孟梓,季南陽兩人各過各的,互不相與,即便地理位置相鄰,但是卻從未參與過另一人的生活。
就這樣看似平靜的又到了過年的時期,本以爲自己終于結束了工作能回家休息的時候,卻發現回家之後更累。
因爲,源于孟梓現在的年齡,米鈴與時俱進地給自己閨女準備相親了。
唉,望着關上了的門,孟梓歎了口氣,老媽這是怕自己嫁不出去嗎。
米鈴:不是怕你嫁不出去,而是怕你不嫁。
就算穿的有加厚的絲襪,還是凍的瑟瑟發抖,自己打扮成這個樣,都多少年前的事了,一時還挺不适應的。
今年蘭州市格外的冷,難得一見地飄了雪,抖了抖身上的雪花,進了溫暖的咖啡廳。
“進門之後,能看到一個在翻秋月夜雜志的男士,那就是你這次的相親對象。
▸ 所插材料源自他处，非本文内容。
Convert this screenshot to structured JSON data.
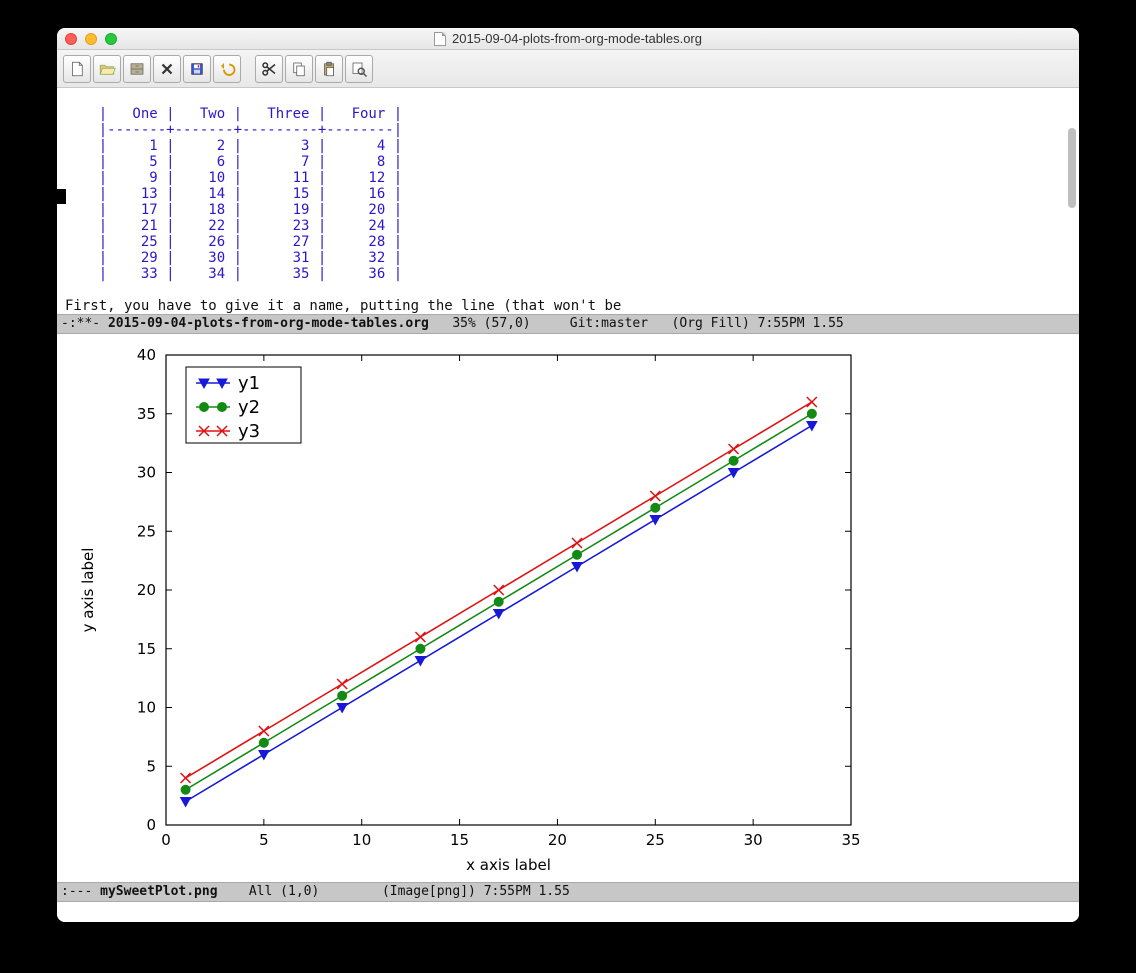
{
  "window": {
    "title": "2015-09-04-plots-from-org-mode-tables.org"
  },
  "toolbar_icons": [
    "new-file",
    "open-file",
    "dired",
    "kill-buffer",
    "save",
    "undo",
    "cut",
    "copy",
    "paste",
    "search"
  ],
  "org_table": {
    "headers": [
      "One",
      "Two",
      "Three",
      "Four"
    ],
    "rows": [
      [
        1,
        2,
        3,
        4
      ],
      [
        5,
        6,
        7,
        8
      ],
      [
        9,
        10,
        11,
        12
      ],
      [
        13,
        14,
        15,
        16
      ],
      [
        17,
        18,
        19,
        20
      ],
      [
        21,
        22,
        23,
        24
      ],
      [
        25,
        26,
        27,
        28
      ],
      [
        29,
        30,
        31,
        32
      ],
      [
        33,
        34,
        35,
        36
      ]
    ]
  },
  "prose_line": "First, you have to give it a name, putting the line (that won't be",
  "modeline_top": {
    "prefix": "-:**- ",
    "file": "2015-09-04-plots-from-org-mode-tables.org",
    "percent": "35%",
    "pos": "(57,0)",
    "vc": "Git:master",
    "mode": "(Org Fill)",
    "time": "7:55PM",
    "load": "1.55"
  },
  "modeline_bottom": {
    "prefix": ":--- ",
    "file": "mySweetPlot.png",
    "percent": "All",
    "pos": "(1,0)",
    "mode": "(Image[png])",
    "time": "7:55PM",
    "load": "1.55"
  },
  "chart_data": {
    "type": "line",
    "xlabel": "x axis label",
    "ylabel": "y axis label",
    "xlim": [
      0,
      35
    ],
    "ylim": [
      0,
      40
    ],
    "xticks": [
      0,
      5,
      10,
      15,
      20,
      25,
      30,
      35
    ],
    "yticks": [
      0,
      5,
      10,
      15,
      20,
      25,
      30,
      35,
      40
    ],
    "x": [
      1,
      5,
      9,
      13,
      17,
      21,
      25,
      29,
      33
    ],
    "series": [
      {
        "name": "y1",
        "color": "#1818d8",
        "marker": "triangle-down",
        "values": [
          2,
          6,
          10,
          14,
          18,
          22,
          26,
          30,
          34
        ]
      },
      {
        "name": "y2",
        "color": "#138a13",
        "marker": "circle",
        "values": [
          3,
          7,
          11,
          15,
          19,
          23,
          27,
          31,
          35
        ]
      },
      {
        "name": "y3",
        "color": "#e01010",
        "marker": "x",
        "values": [
          4,
          8,
          12,
          16,
          20,
          24,
          28,
          32,
          36
        ]
      }
    ],
    "legend_pos": "upper-left"
  }
}
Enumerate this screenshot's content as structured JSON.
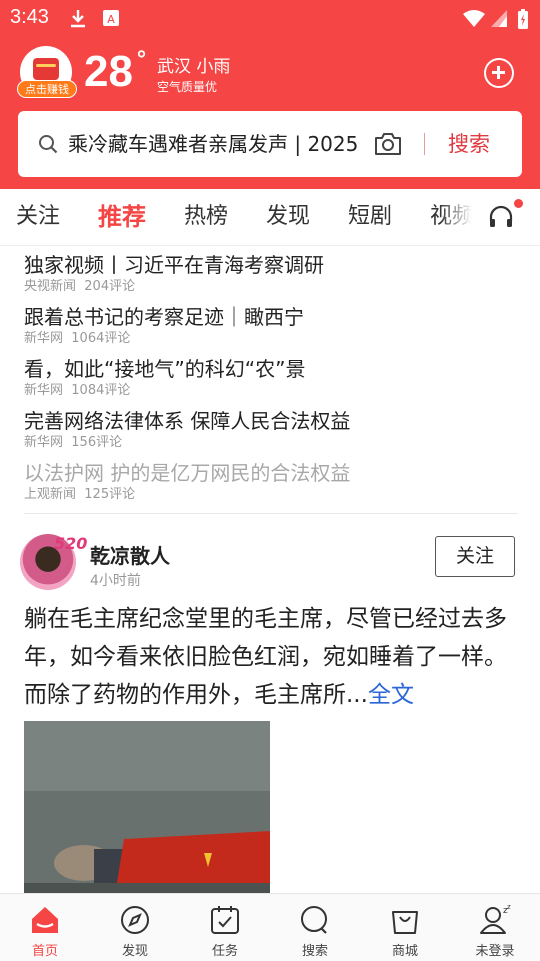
{
  "status_bar": {
    "time": "3:43"
  },
  "weather": {
    "earn_label": "点击赚钱",
    "temperature": "28",
    "degree_symbol": "°",
    "city_condition": "武汉 小雨",
    "air_quality": "空气质量优"
  },
  "search": {
    "query": "乘冷藏车遇难者亲属发声 | 2025",
    "button_label": "搜索"
  },
  "tabs": [
    {
      "label": "关注"
    },
    {
      "label": "推荐",
      "active": true
    },
    {
      "label": "热榜"
    },
    {
      "label": "发现"
    },
    {
      "label": "短剧"
    },
    {
      "label": "视频"
    }
  ],
  "news": [
    {
      "title": "独家视频丨习近平在青海考察调研",
      "source": "央视新闻",
      "comments": "204评论"
    },
    {
      "title": "跟着总书记的考察足迹｜瞰西宁",
      "source": "新华网",
      "comments": "1064评论"
    },
    {
      "title": "看，如此“接地气”的科幻“农”景",
      "source": "新华网",
      "comments": "1084评论"
    },
    {
      "title": "完善网络法律体系 保障人民合法权益",
      "source": "新华网",
      "comments": "156评论"
    },
    {
      "title": "以法护网 护的是亿万网民的合法权益",
      "source": "上观新闻",
      "comments": "125评论"
    }
  ],
  "post": {
    "badge": "520",
    "author": "乾凉散人",
    "time": "4小时前",
    "follow_label": "关注",
    "text": "躺在毛主席纪念堂里的毛主席，尽管已经过去多年，如今看来依旧脸色红润，宛如睡着了一样。而除了药物的作用外，毛主席所...",
    "more_label": "全文"
  },
  "bottom_nav": [
    {
      "label": "首页",
      "icon": "home-icon",
      "active": true
    },
    {
      "label": "发现",
      "icon": "compass-icon"
    },
    {
      "label": "任务",
      "icon": "task-calendar-icon"
    },
    {
      "label": "搜索",
      "icon": "search-icon"
    },
    {
      "label": "商城",
      "icon": "shopping-bag-icon"
    },
    {
      "label": "未登录",
      "icon": "user-sleep-icon"
    }
  ],
  "colors": {
    "brand_red": "#f54545",
    "link_blue": "#2a66d6"
  }
}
”
回憶起米女士的話,孟梓實在是無語地将眼球往上翻了翻,這年頭,都相親了還搞什麽神秘,真的是,然後開始尋找'翻秋月夜雜志的男士',貌似這對于孟梓是個難題,因爲孟梓突然反應過來,自己好像不知道那本雜志張什麽樣的。
當時就顧着逃避相親的話題了,誰還關注那本雜志長什麽樣,而米鈴則是根本沒想到過這個問題,畢竟在蘭州市秋月夜太火了,但是卻忘了,自家閨女一直都沒在蘭州市。
孟梓不得不用自己50的視力去注釋以咖啡廳的門爲中心的周圍的全部男士,在差點被當成女色狼的時候,孟梓終于找到那個在翻看秋月夜的男人了,連忙走到旁邊,開始'對暗号'。
“先生,我可以坐這裏嘛?”
“可以,美麗的小姐能坐在這裏,榮幸之至。”
容東望着面前的女人,簡直不可置信,揉了揉眼睛,再睜眼,還是自己心心念好久了的女孩,不由得慶幸自己應母親的要求來相親了,不然還不知道要錯過多久呢。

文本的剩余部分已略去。